Fig. 6. Robust formation of mouse-human chimeric embryos.

(A) Large amounts of GFP⁺ human cells were found in an E17.5 mouse embryo (nN004-2) derived from mouse blastocysts injected with GFP-labeled naïve N004 iPSCs (injection #6). (B to E) At a different z-level from (A), two neighboring sections of this embryo were DAB stained with anti-GFP (B) or stained with H&E (C). Boxes 1 (heart) and 2 (retina) in (B) correspond to boxes 1 and 2 in (C), which are enlarged in (D) and (E), respectively. Areas highlighted by arrows and box 1 contained GFP⁺ (B) RBCs (C and D). Box 2 contained GFP⁺ (B) retinal pigmented epithelium (C and E). (F to J‴) Different sections of this embryo were DAB stained with antibody against hRBC (F) or immunostained for GFP (G to J), hRBC (G′; mesoderm), the RBC marker Band 3 anion transporter (H′; mesoderm), AFP (I′, endoderm), and the photoreceptor marker recoverin (J′; ectoderm). (G) to (G‴) correspond to boxed areas of fig. S4 (A to A‴). Boxed area in (J‴) is enlarged in fig. S4B. Scale bars, 10 μm. (K to M) PCR detection of GFP (K) or human-specific DNA using DNA fingerprinting primers TPA-25 (L) or D1S80 (M) in genomic DNA isolated from E17.5 mouse embryos derived from mouse blastocysts injected with GFP-labeled naïve RUES2 (embryos 1 to 14; injection #12) or unlabeled naïve RUES2 (embryos i to iv; injection #14). GFP, GFP plasmid as positive control; RU, genomic DNA from RUES2. (N) qPCR measurements of hmtDNA normalized against ultraconserved noncoding element (UCNE) in genomic DNA isolated from the above samples (1 to 14 and i to iv; green bars), C57BL/6 mouse genomic DNA (Ms) and RUES2 human genomic DNA serially diluted in C57BL/6 mouse genomic DNA (red bars).

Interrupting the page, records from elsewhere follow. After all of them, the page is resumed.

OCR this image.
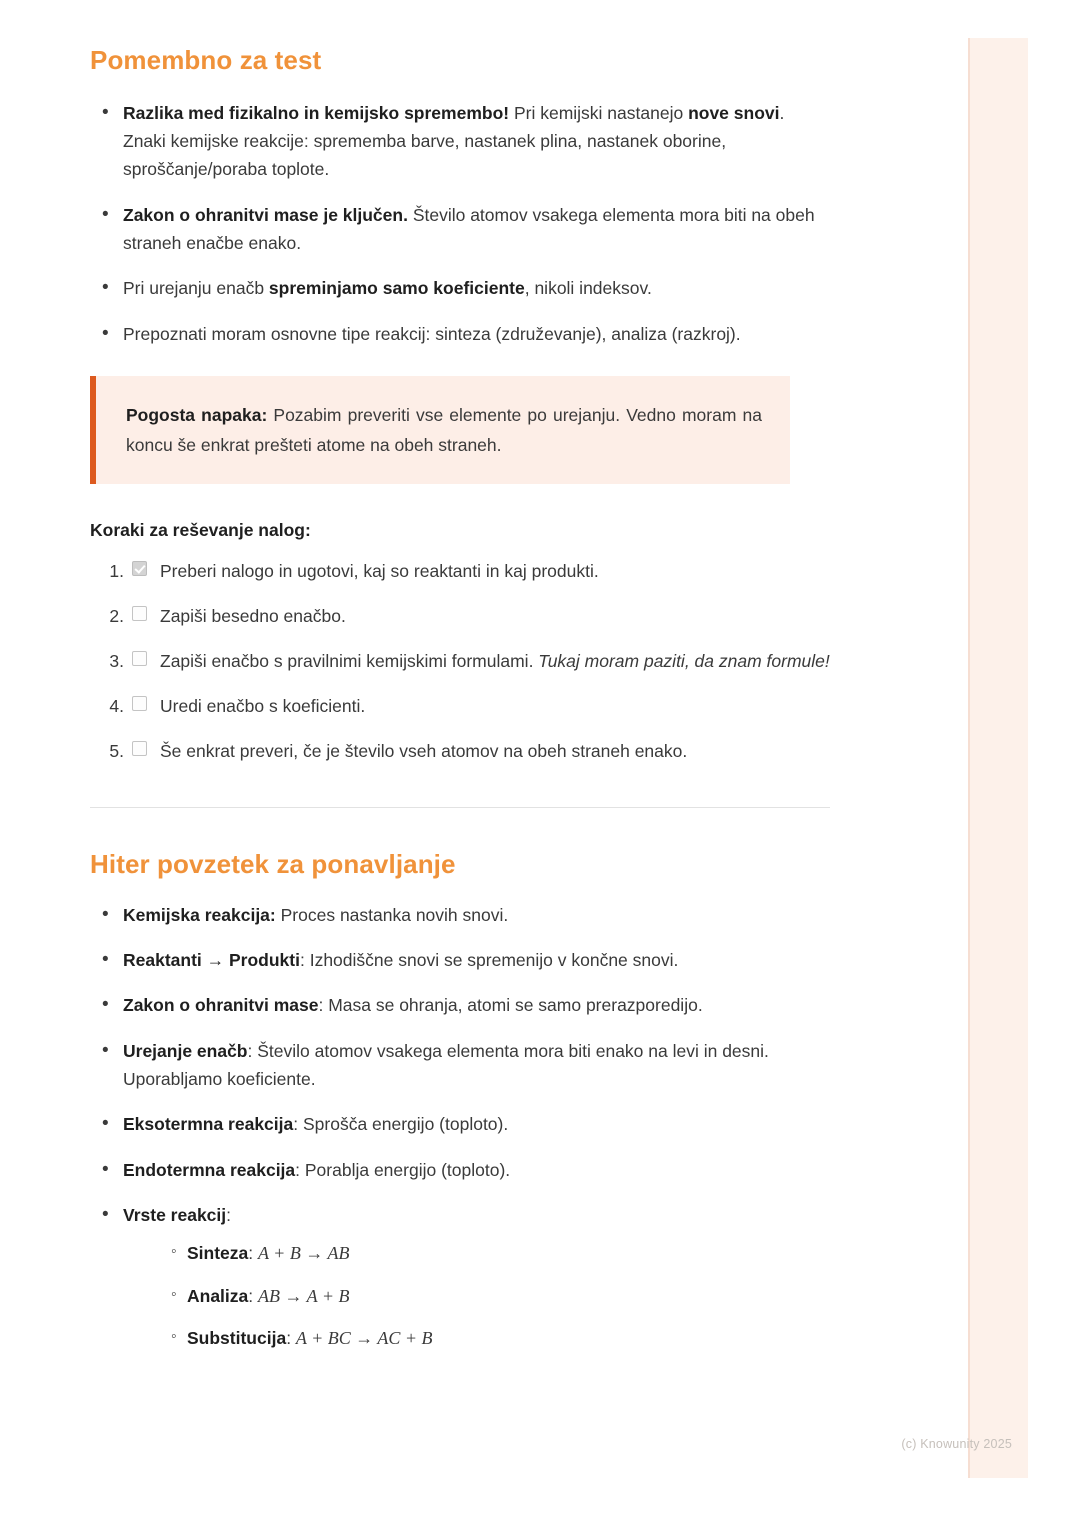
Pomembno za test
• Razlika med fizikalno in kemijsko spremembo! Pri kemijski nastanejo nove snovi. Znaki kemijske reakcije: sprememba barve, nastanek plina, nastanek oborine, sproščanje/poraba toplote.
• Zakon o ohranitvi mase je ključen. Število atomov vsakega elementa mora biti na obeh straneh enačbe enako.
• Pri urejanju enačb spreminjamo samo koeficiente, nikoli indeksov.
• Prepoznati moram osnovne tipe reakcij: sinteza (združevanje), analiza (razkroj).

Pogosta napaka: Pozabim preveriti vse elemente po urejanju. Vedno moram na koncu še enkrat prešteti atome na obeh straneh.

Koraki za reševanje nalog:
Preberi nalogo in ugotovi, kaj so reaktanti in kaj produkti.
Zapiši besedno enačbo.
Zapiši enačbo s pravilnimi kemijskimi formulami. Tukaj moram paziti, da znam formule!
Uredi enačbo s koeficienti.
Še enkrat preveri, če je število vseh atomov na obeh straneh enako.
Hiter povzetek za ponavljanje
• Kemijska reakcija: Proces nastanka novih snovi.
• Reaktanti → Produkti: Izhodiščne snovi se spremenijo v končne snovi.
• Zakon o ohranitvi mase: Masa se ohranja, atomi se samo prerazporedijo.
• Urejanje enačb: Število atomov vsakega elementa mora biti enako na levi in desni. Uporabljamo koeficiente.
• Eksotermna reakcija: Sprošča energijo (toploto).
• Endotermna reakcija: Porablja energijo (toploto).
• Vrste reakcij:
◦ Sinteza: A + B → AB
◦ Analiza: AB → A + B
◦ Substitucija: A + BC → AC + B
(c) Knowunity 2025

Red dotted line highlights level equivalent to 1:1000 diluted standard. (O) Quantification of human and mouse 18S rDNA by NGS of PCR amplicons of the positive samples in (N) (green bars), C57BL/6 mouse genomic DNA (Ms), and RUES2 human genomic DNA serially diluted in C57BL/6 mouse genomic DNA (red bars). Sequences of the human and mouse amplicons are identical at the primer binding sites on both ends and diverge by 9 bp in the middle of the amplicons. This enables unbiased PCR amplification of human and mouse DNA and their absolute quantification by counting human and mouse reads in NGS.

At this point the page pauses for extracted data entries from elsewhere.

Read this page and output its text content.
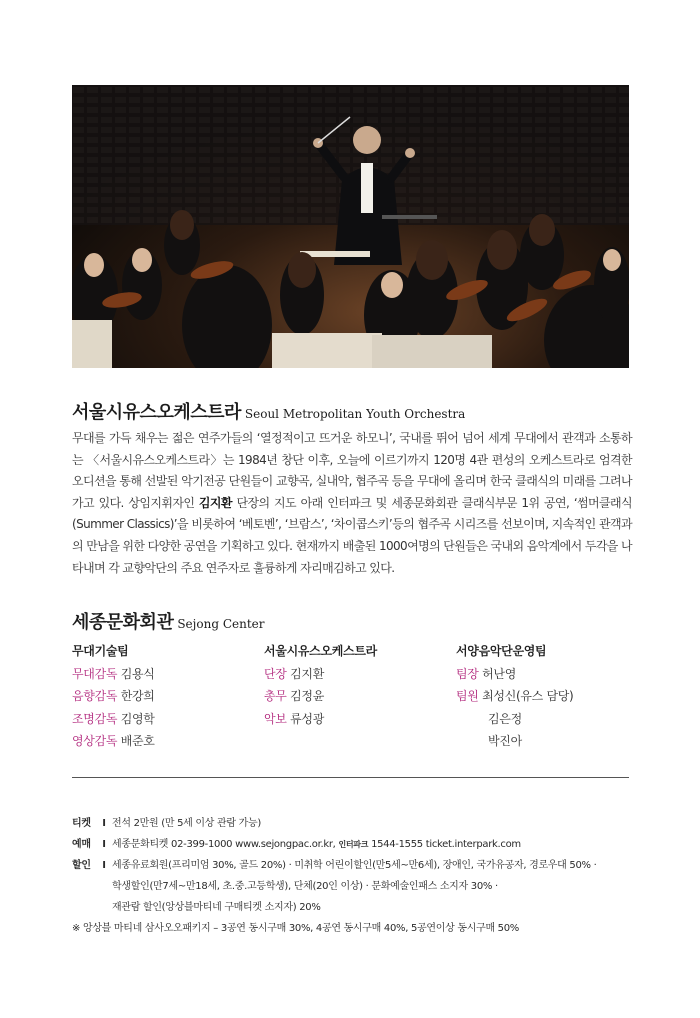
서울시유스오케스트라 Seoul Metropolitan Youth Orchestra
무대를 가득 채우는 젊은 연주가들의 ‘열정적이고 뜨거운 하모니’, 국내를 뛰어 넘어 세계 무대에서 관객과 소통하는 〈서울시유스오케스트라〉는 1984년 창단 이후, 오늘에 이르기까지 120명 4관 편성의 오케스트라로 엄격한 오디션을 통해 선발된 악기전공 단원들이 교향곡, 실내악, 협주곡 등을 무대에 올리며 한국 클래식의 미래를 그려나가고 있다. 상임지휘자인 김지환 단장의 지도 아래 인터파크 및 세종문화회관 클래식부문 1위 공연, ‘썸머클래식(Summer Classics)’을 비롯하여 ‘베토벤’, ‘브람스’, ‘차이콥스키’등의 협주곡 시리즈를 선보이며, 지속적인 관객과의 만남을 위한 다양한 공연을 기획하고 있다. 현재까지 배출된 1000여명의 단원들은 국내외 음악계에서 두각을 나타내며 각 교향악단의 주요 연주자로 훌륭하게 자리매김하고 있다.
세종문화회관 Sejong Center
무대기술팀
무대감독 김용식
음향감독 한강희
조명감독 김영학
영상감독 배준호
서울시유스오케스트라
단장 김지환
총무 김정윤
악보 류성광
서양음악단운영팀
팀장 허난영
팀원 최성신(유스 담당)
김은정
박진아
티켓 I 전석 2만원 (만 5세 이상 관람 가능)
예매 I 세종문화티켓 02-399-1000 www.sejongpac.or.kr, 인터파크 1544-1555 ticket.interpark.com
할인 I 세종유료회원(프리미엄 30%, 골드 20%) · 미취학 어린이할인(만5세~만6세), 장애인, 국가유공자, 경로우대 50% ·
학생할인(만7세~만18세, 초.중.고등학생), 단체(20인 이상) · 문화예술인패스 소지자 30% ·
재관람 할인(앙상블마티네 구매티켓 소지자) 20%
※ 앙상블 마티네 삼사오오패키지 – 3공연 동시구매 30%, 4공연 동시구매 40%, 5공연이상 동시구매 50%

Fig. 7. Nuclear localization of TFE3 is critical for primed to naïve conversion.

(A to F) Primed H9 hESCs stably expressing TFE3-GFP fusion proteins (A to C) or NLS-mutated TFE3-GFP (NLS-GFP) (D to F) were costained for GFP (A and D) and DAPI (B and E). (G to Q) Primed H9 hESCs stably expressing TFE3-GFP (G to J) or NLS-GFP (K to N) went through the conversion protocol in Fig. 1J and were stained at day 5 for GFP (G and K), NANOG (H and L), and hNA (I and M). Merged images (J and N) were quantified for the percentage of NANOG⁺ cells in human nuclear antigen (hNA⁺) cells (O). *P < 0.05, n = 4, one-way ANOVA versus control H9. Phase-contrast images of H9 expressing TFE3-GFP (P) or NLS-GFP (Q) were acquired at day 5 of conversion. Scale bars, 10 μm. (R to V) HEK293 cells transfected with MYC-TFE3 alone (R and T) or together with NLS-GFP (S and U′) were treated with vehicle (R to S′) or Torin1 (10 μM for 3 hours) (T to U′) and stained as indicated. Merged images (S′ and U′) highlighted cells transfected with NLS-GFP. Percentage of cells with MYC-TFE3 in nucleus was quantified for each condition. *P < 0.05, Student’s t test, n = 250 cells per condition. Scale bars, 10 μm.